Your proposed solution of back ends for DirectX and OpenGL is certainly possible, but there is a price to be paid on the engineering side of things. To illustrate, suppose you have a physics library that accesses data structures in the graphics library in a platform-independent manner. For example, you might want to process the positions in a vertex buffer in order to build a bounding volume for use in collision detection. The access to the positions is through a platform-independent interface. I would really like to have only configurations for "Debug DLL" and "Release DLL", but because the graphics library has "Dx9 Debug DLL", "Dx9 Release DLL", "Wgl Debug DLL", and "Wgl Release DLL", I am forced to have the same four configurations for the physics library (in order that linking succeed). Consequently, I now have PhysicsDx9Debug.dll, PhysicsDx9Release.dll, PhysicsWglDebug.dll, and PhysicsWglRelease.dll, even though the physics library *knows nothing about the underlying graphics API*. Thus, more time is spent in rebuilds and on managing a large number of build configurations. Moreover, the more back ends you add, the configurations grow exponentially.

Essentially, you have a trade-off of performance versus development time. Perhaps the Ogre3D folks opted for less development time, hoping that the performance of applications is acceptable. I made that decision for Wild Magic 4 and earlier, but opted for the non-virtual Renderer in Wild Magic 5, prepared to deal with a large number of build configurations.

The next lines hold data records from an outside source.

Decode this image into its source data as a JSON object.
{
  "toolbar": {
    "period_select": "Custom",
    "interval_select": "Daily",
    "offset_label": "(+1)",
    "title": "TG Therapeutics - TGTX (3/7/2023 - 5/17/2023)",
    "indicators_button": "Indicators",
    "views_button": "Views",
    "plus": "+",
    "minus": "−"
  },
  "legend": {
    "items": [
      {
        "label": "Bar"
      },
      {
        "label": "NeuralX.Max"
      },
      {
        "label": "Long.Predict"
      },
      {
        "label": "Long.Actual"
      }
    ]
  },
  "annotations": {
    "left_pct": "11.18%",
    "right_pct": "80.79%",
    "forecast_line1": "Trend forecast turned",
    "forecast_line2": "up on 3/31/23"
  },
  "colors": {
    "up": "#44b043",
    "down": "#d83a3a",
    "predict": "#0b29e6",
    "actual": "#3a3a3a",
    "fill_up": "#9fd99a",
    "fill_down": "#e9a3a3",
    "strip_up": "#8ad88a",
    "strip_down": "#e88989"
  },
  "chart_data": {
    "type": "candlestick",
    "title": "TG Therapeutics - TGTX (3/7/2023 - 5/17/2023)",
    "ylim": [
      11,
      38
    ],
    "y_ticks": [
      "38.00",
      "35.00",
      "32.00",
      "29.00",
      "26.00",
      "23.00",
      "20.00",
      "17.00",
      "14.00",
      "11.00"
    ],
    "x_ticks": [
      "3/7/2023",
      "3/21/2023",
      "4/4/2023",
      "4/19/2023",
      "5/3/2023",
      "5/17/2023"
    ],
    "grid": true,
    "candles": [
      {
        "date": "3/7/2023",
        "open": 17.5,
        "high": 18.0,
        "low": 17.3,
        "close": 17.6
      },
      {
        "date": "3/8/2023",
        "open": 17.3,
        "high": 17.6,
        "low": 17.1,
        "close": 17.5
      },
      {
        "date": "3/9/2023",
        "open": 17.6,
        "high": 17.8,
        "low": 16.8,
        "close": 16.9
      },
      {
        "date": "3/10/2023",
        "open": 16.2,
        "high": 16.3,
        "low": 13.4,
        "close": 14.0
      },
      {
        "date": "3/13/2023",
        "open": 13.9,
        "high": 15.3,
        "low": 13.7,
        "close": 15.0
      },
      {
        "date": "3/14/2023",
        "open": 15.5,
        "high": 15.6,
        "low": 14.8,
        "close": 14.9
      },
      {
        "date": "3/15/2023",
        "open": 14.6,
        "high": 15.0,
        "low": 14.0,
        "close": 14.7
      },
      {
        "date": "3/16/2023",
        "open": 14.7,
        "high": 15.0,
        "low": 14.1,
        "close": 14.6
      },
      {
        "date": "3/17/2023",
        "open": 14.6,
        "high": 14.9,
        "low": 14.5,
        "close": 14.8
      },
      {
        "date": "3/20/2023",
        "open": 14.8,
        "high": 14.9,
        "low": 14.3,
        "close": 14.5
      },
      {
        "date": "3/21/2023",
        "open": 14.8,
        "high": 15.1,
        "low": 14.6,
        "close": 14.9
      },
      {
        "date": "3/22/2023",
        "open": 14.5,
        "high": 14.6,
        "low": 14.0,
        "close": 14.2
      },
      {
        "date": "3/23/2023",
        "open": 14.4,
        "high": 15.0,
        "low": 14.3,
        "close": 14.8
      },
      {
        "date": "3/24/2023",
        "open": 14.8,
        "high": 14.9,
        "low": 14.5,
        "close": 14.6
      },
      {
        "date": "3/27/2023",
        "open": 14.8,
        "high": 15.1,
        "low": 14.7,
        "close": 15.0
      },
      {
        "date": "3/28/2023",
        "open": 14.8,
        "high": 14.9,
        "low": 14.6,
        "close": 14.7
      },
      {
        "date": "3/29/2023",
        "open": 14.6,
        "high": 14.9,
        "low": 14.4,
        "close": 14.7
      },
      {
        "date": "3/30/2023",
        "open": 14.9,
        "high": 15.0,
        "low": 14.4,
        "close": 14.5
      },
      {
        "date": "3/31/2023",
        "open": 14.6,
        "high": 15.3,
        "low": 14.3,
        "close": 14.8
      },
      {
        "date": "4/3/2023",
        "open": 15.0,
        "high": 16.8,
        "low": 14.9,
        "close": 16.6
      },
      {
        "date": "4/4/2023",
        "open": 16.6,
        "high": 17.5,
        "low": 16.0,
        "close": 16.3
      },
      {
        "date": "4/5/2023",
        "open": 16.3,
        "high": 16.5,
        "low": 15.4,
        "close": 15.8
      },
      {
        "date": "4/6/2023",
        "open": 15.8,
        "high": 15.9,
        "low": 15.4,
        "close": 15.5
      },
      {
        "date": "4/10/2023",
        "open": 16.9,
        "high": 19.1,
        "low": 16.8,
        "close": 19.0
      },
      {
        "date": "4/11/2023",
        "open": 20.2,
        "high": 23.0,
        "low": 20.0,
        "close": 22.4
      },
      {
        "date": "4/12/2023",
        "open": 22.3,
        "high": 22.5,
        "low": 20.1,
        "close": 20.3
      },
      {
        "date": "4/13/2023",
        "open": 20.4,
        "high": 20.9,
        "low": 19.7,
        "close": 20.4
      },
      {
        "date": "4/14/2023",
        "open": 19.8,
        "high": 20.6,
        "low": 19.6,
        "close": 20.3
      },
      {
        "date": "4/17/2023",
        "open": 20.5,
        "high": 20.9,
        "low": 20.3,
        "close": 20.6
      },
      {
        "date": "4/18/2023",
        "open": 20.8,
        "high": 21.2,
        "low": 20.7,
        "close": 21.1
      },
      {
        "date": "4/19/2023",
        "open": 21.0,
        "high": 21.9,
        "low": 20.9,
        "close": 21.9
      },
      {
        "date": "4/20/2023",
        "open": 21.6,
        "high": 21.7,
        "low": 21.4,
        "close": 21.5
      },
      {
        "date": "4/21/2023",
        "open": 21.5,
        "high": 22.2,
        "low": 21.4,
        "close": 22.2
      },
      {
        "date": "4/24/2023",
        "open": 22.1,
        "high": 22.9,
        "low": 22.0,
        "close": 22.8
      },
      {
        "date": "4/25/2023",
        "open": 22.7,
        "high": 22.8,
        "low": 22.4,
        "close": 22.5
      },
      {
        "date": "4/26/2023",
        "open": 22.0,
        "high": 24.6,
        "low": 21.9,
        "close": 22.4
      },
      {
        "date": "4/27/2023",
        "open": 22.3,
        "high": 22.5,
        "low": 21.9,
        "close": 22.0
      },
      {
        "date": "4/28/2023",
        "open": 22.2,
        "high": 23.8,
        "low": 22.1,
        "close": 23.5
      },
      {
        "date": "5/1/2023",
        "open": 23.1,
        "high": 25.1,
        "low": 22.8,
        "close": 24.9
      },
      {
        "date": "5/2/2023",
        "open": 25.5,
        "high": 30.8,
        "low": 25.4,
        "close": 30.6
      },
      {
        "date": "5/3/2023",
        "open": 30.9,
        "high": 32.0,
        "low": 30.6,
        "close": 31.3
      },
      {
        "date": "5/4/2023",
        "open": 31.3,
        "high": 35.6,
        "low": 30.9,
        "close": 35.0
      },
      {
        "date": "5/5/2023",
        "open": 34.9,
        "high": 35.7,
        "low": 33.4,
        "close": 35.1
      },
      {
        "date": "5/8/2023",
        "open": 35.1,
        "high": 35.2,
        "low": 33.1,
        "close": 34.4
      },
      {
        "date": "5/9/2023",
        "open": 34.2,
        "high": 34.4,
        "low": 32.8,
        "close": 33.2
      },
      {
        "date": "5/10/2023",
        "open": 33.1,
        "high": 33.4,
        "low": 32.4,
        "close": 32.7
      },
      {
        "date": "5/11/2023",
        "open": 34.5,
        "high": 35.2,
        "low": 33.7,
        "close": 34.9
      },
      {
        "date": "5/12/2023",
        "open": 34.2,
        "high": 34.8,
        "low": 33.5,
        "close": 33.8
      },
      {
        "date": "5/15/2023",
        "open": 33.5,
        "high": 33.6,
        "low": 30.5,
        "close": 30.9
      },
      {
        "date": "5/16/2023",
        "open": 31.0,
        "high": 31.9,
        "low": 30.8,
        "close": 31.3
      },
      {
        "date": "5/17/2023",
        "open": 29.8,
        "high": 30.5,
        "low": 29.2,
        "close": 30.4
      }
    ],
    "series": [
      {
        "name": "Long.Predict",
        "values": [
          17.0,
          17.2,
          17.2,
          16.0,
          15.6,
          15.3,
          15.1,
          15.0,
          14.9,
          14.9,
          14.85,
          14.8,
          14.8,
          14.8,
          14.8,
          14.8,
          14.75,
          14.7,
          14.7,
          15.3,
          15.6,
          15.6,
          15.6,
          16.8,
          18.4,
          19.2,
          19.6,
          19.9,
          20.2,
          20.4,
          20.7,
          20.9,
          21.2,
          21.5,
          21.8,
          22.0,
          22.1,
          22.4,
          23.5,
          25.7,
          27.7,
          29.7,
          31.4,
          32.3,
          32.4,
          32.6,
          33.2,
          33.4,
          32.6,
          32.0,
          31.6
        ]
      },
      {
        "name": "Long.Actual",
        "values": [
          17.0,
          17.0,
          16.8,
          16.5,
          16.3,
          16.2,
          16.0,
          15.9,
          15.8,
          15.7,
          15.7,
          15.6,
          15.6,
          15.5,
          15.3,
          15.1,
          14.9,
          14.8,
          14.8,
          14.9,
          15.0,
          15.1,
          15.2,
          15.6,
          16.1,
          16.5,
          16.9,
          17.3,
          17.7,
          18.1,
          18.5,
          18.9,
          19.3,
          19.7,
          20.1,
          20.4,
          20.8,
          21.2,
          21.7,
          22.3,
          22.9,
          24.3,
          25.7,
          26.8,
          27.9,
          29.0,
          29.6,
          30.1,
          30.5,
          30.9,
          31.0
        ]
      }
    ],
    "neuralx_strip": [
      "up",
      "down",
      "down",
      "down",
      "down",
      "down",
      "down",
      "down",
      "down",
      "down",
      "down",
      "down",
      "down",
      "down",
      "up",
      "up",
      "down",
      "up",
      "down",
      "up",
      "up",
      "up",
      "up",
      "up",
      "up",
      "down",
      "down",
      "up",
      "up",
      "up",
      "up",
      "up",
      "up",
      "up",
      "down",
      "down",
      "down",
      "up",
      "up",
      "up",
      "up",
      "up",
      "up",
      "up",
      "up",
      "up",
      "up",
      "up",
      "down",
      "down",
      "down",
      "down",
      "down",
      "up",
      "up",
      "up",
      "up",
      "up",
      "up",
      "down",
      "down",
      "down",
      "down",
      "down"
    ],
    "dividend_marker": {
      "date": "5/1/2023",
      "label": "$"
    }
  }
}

In the end, perhaps the real problem is the design of Microsoft Windows DLLs and how creating the *.lib stubs requires all non-virtual functions to be present in the library. Maybe this is possible and I am unaware of it, but it would be nice to have two DLL projects that create A.lib and B.lib that you know are intended to be both linked into an application, but not have missing symbol errors when building A.lib by itself (or B.lib by itself).